Não existe mais espaço para golpes e, com efeito, o ex-presidente Lula terá amanhã grande oportunidade de ter concedido por parte do STF o habeas corpus, que é o instrumento de cidadania e do Direito mais importante da civilização brasileira, que deseja e luta para ser civilizada. O general Luiz Gonzaga Lessa, se fosse em um País verdadeiramente democrático, deveria ser objeto de prisão preventiva por crime de conspiração contra a Nação brasileira. Crime que, diga-se de passagem, previsto no artigo 152 do Código Penal Militar.
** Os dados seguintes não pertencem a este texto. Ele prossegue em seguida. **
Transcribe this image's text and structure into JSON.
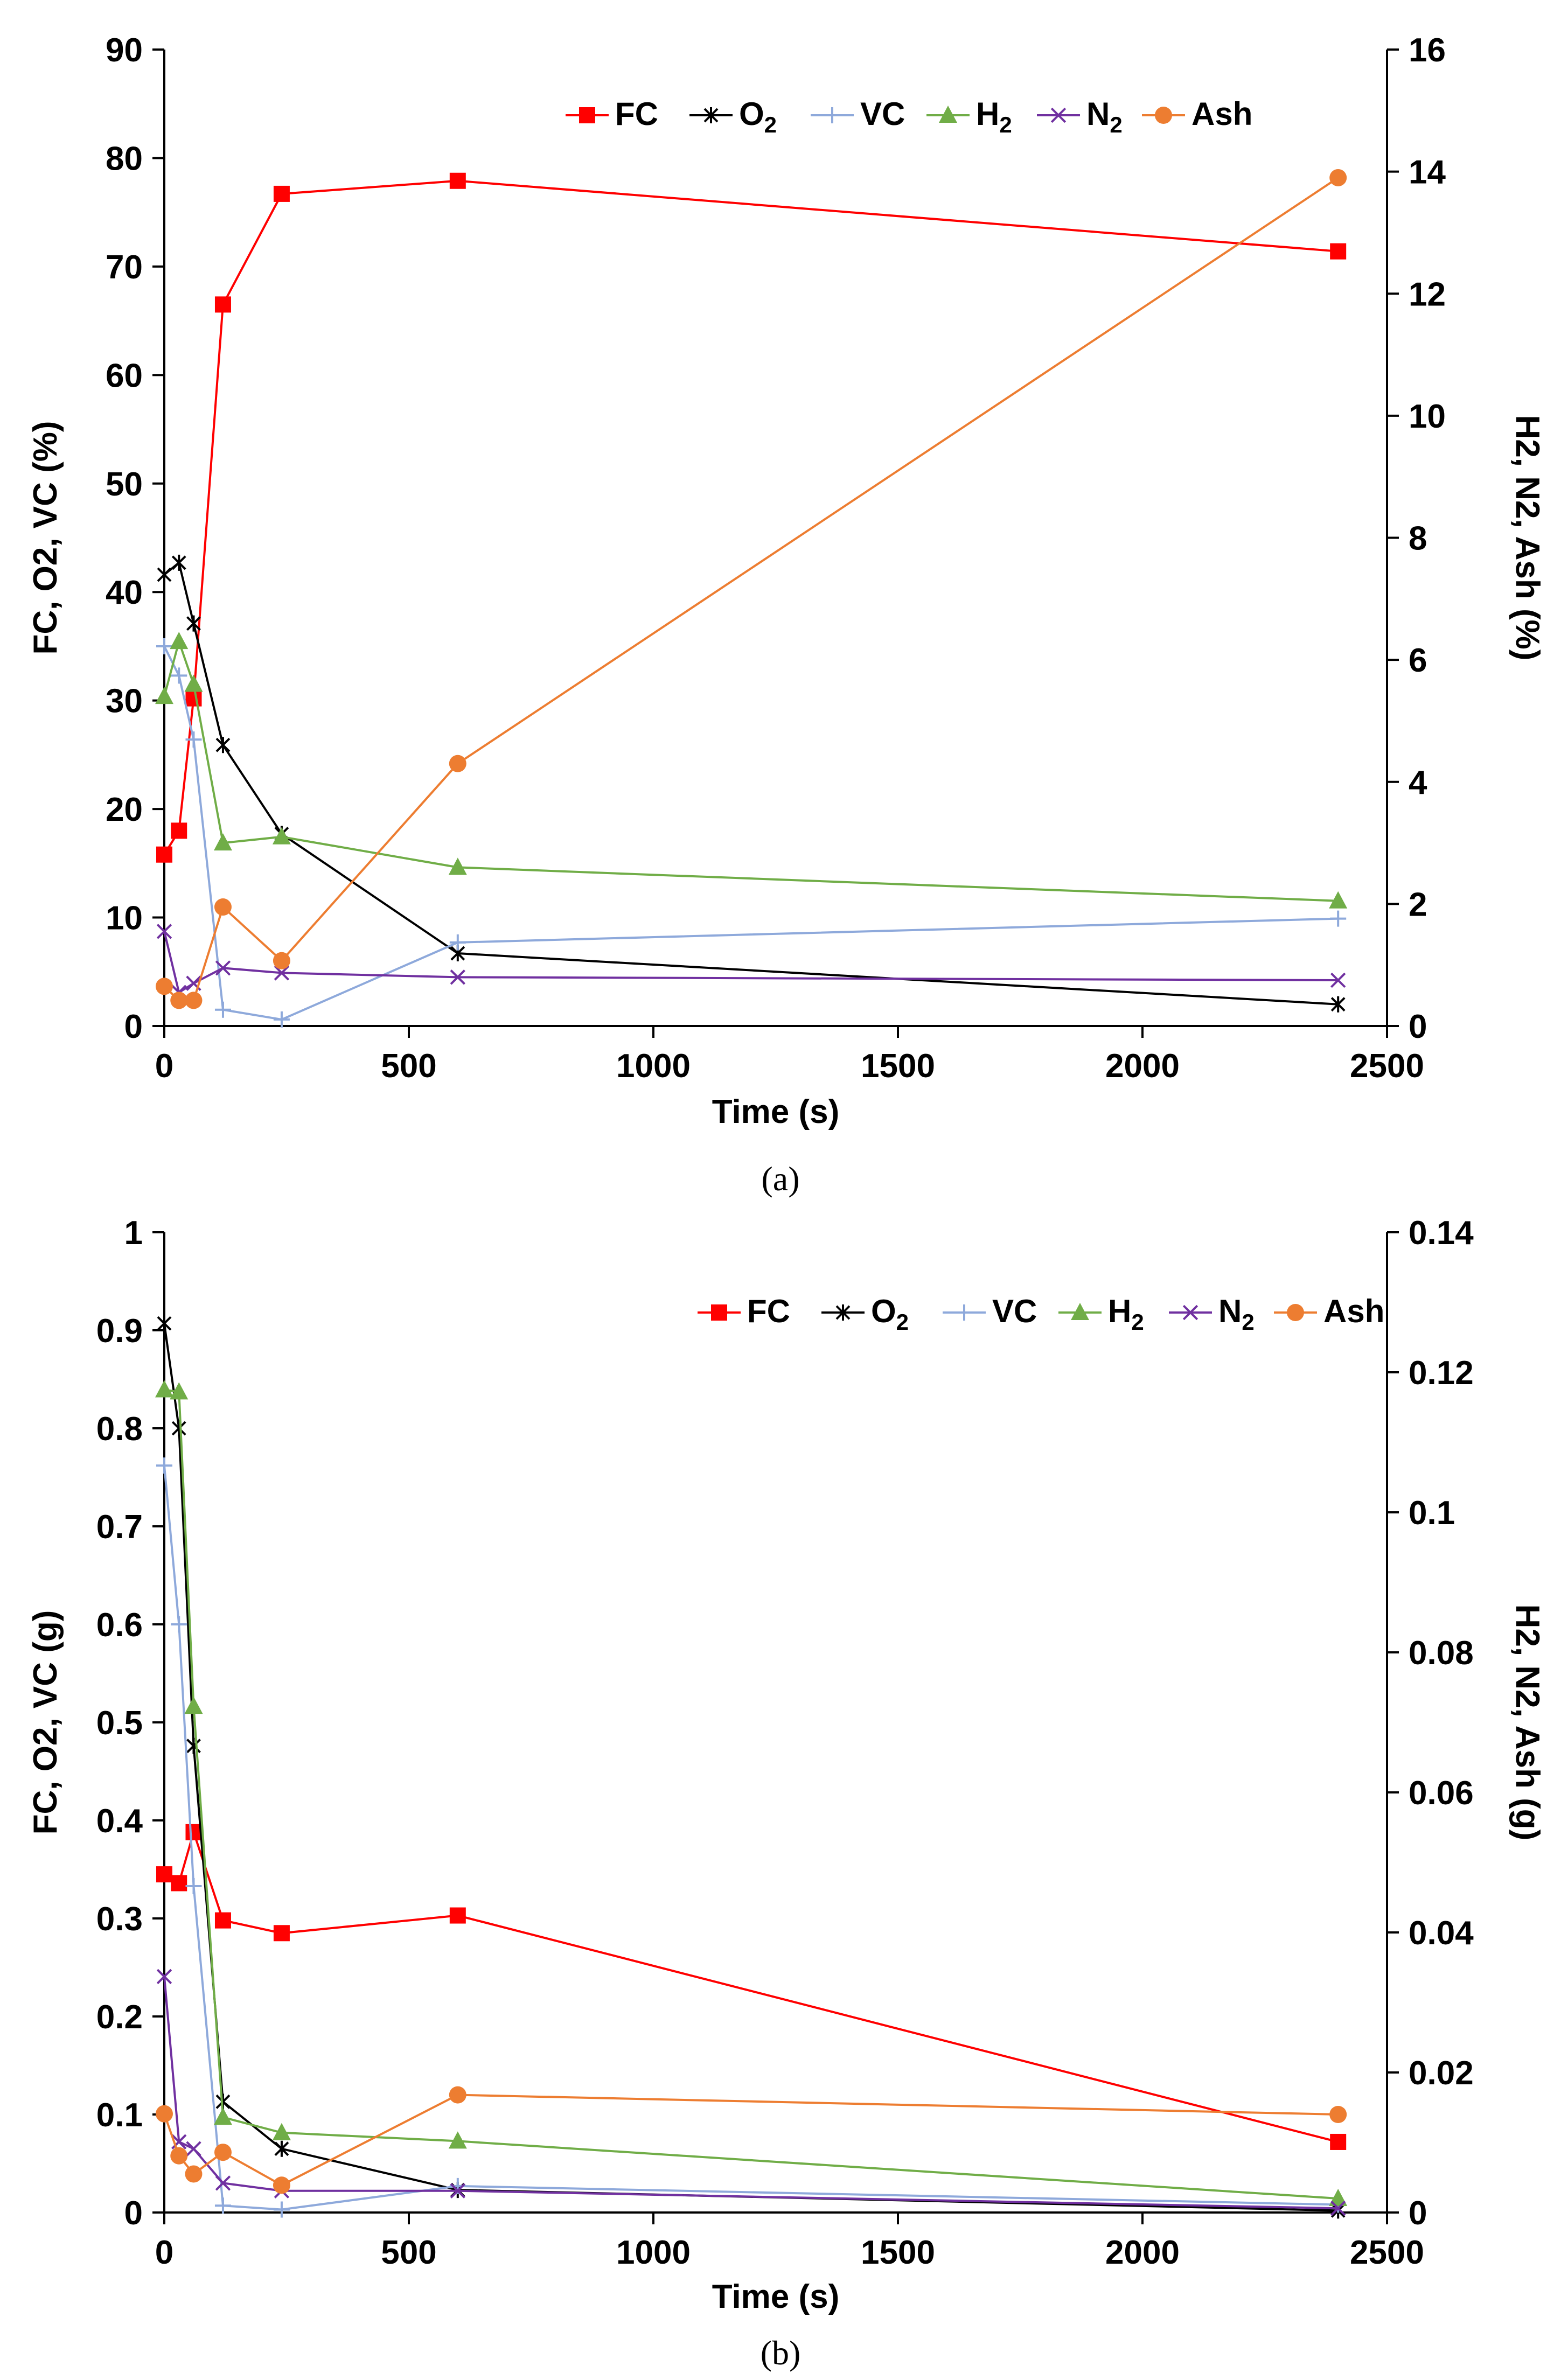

Com o Lula, o general feroz e sem limites com as palavras se preocupa, mas com os políticos que estão no poder, por intermédio de um golpe bananeiro e cucaracha com a cara da casa grande o militar, evidentemente, não se preocupa. O problema é o Lula, a ascensão social dos pobres e o Brasil, definitivamente, soberano. General Lessa, quando gente de sua mentalidade lutará por um Exército republicano e não apenas a servir como guarda pretoriana a favor dos interesses da burguesia? Usar o Exército para dar porrada, jorrar sangue e matar brasileiros, general, é o fim da picada! Lula Livre! É isso aí.

4 comentários:

Marcos Lúcio disse...

Perfeito... destaco: "Trata-se de um direitista raivoso com dotes messiânicos, que pensa que o golpe de 2016 será resolvido com a prisão de Lula, quando não é o Lula o problema, mas, sim, os militares, os juízes, os procuradores, os delegados e os empresários, principalmente os donos do oligopólio Globo, além do Congresso à mercê de gente como o presidiário Eduardo Cunha, que levou a legítima presidente Dilma Rousseff à deposição e, consequentemente, quebraram em vários pedaços a ordem democrática, constitucional e institucional'.Esta coisa sem tropa e sem noção acusou a Globo de “defender, publicamente, como arte, cenas do mais baixo nível, intrinsicamente ligadas à pedofilia, zoofilia, necrofilia, homossexualismo e outras bizarrices, taxando-as como educativas, destinadas a quebrar os tabus e os princípios de unidade que governam a chamada “família tradicional”.Bem, se ele veio da tal "família tradicional" e dela é um modelo ...passou da hora de acabar com este tipo generalíssimo da perigosa família fascistóide, violenta, recionária, autoritária, insana e sanguinária, credo!

Carlos Serafim disse...

Davis, como sempre, impecável, preciso e com um estoque permanente de adjetivos para a devida rotulação desses elementos.

Jorge Marcelo disse...

E aí, Davis, dormiu bem ontem?

Davis Serna Filho disse...

Um abraço advogado Jorge Ezequiel Marcelo. Regozije-se, bata em panelas e vista a camiseta da CBF!